Progress is a messy dance

I was thinking about progress yesterday, both on a personal level and in terms of Bird’s development. I was reflecting on how progress actually isn’t linear, we don’t tend to progress in neat straight lines, in fact sometimes progress feels like a simultaneous forward and backward step.

On a personal level I question how much progress towards contentment and fulfilment I am making. In my current life I worry I’m boring. I worry because I haven’t taken certain steps other 35 year old women have taken (child, marriage, house buying). I sometimes get cabin fever and feel like fleeing the country to new lands. And I still don’t feel a sense of peacefulness around my body image.

However, I am a whole lot further on in terms of fulfilment and contentment than I was ten years ago. That is for sure. Overall, I’ve been heading upward on the graph of fulfilment and contentment. I have been making progress. When I was 25 I had very little sense of self, I drowned out any if not all emotion with excessive wine and hideous hangovers, I didn’t dare ask for pay rises, I blamed all of my woes on my boss.

I can see, on reflection, that progress most certainly has been made, but it was, and still is, a definite forward and backward dance.

I made these handy little graphs to illustrate the point:

The same kind of progress happens in organisations too. We hope that projects or structural changes will unfold simply and evenly, but in truth curve balls, unexpected bends in the road, unforeseen complications inevitably happen.

The problem is when we resist or catastrophize when those dips occur. When we accept that they are an inevitable part of the process, they become easier to navigate.
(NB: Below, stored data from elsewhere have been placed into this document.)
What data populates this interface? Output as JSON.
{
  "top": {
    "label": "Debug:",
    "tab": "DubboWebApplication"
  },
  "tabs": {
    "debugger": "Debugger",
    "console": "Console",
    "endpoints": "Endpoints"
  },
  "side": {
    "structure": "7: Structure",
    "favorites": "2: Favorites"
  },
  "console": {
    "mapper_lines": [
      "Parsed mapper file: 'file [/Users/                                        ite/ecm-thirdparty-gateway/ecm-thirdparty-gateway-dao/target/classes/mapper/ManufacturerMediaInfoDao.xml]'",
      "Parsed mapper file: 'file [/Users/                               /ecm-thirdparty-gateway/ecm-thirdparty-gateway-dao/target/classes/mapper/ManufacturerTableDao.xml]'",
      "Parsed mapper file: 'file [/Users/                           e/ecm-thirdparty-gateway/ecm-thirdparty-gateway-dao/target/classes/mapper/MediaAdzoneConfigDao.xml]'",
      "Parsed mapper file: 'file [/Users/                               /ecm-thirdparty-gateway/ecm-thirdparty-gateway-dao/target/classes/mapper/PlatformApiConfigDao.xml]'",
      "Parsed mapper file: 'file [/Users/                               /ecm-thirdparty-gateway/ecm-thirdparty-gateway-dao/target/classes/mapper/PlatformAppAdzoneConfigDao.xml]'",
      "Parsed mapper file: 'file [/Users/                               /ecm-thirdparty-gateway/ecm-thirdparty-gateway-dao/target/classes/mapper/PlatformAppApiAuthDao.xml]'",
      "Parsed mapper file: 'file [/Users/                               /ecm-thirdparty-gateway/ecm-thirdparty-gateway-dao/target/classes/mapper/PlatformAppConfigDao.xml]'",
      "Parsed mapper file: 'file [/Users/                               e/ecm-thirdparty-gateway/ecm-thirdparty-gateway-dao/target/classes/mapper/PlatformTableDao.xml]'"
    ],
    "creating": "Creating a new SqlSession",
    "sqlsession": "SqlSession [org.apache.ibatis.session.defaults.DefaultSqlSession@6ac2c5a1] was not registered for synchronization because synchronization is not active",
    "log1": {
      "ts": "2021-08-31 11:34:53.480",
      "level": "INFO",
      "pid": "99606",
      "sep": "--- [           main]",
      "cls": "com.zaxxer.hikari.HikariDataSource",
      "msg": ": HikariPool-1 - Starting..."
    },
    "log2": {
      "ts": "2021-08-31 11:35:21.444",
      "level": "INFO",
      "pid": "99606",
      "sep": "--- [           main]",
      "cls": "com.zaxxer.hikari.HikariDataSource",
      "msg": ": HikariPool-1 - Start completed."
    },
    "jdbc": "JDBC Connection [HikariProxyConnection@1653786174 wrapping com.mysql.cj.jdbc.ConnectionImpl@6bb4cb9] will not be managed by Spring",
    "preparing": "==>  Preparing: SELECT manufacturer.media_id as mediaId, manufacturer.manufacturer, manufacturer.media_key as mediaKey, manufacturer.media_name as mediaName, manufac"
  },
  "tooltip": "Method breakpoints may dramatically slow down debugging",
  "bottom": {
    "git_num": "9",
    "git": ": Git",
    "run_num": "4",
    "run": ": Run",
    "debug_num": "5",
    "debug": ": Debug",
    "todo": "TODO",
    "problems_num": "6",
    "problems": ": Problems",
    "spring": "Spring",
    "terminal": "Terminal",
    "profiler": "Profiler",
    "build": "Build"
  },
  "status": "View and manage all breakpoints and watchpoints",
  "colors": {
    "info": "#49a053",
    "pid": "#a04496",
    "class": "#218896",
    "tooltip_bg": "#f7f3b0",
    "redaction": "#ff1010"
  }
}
An even better example of progress than my highly technical graphs, can be seen in this 2 minute Saturday Night Live skit

Once we accept that progress and change happen in a forward, backward, all over the place, random way it’s easier to accept the bumps on the way, they are a necessary part of the journey. I may still worry when I look in the mirror, and feel concerned that I might not be keeping up with peers but I know that overall I am still heading in the right direction.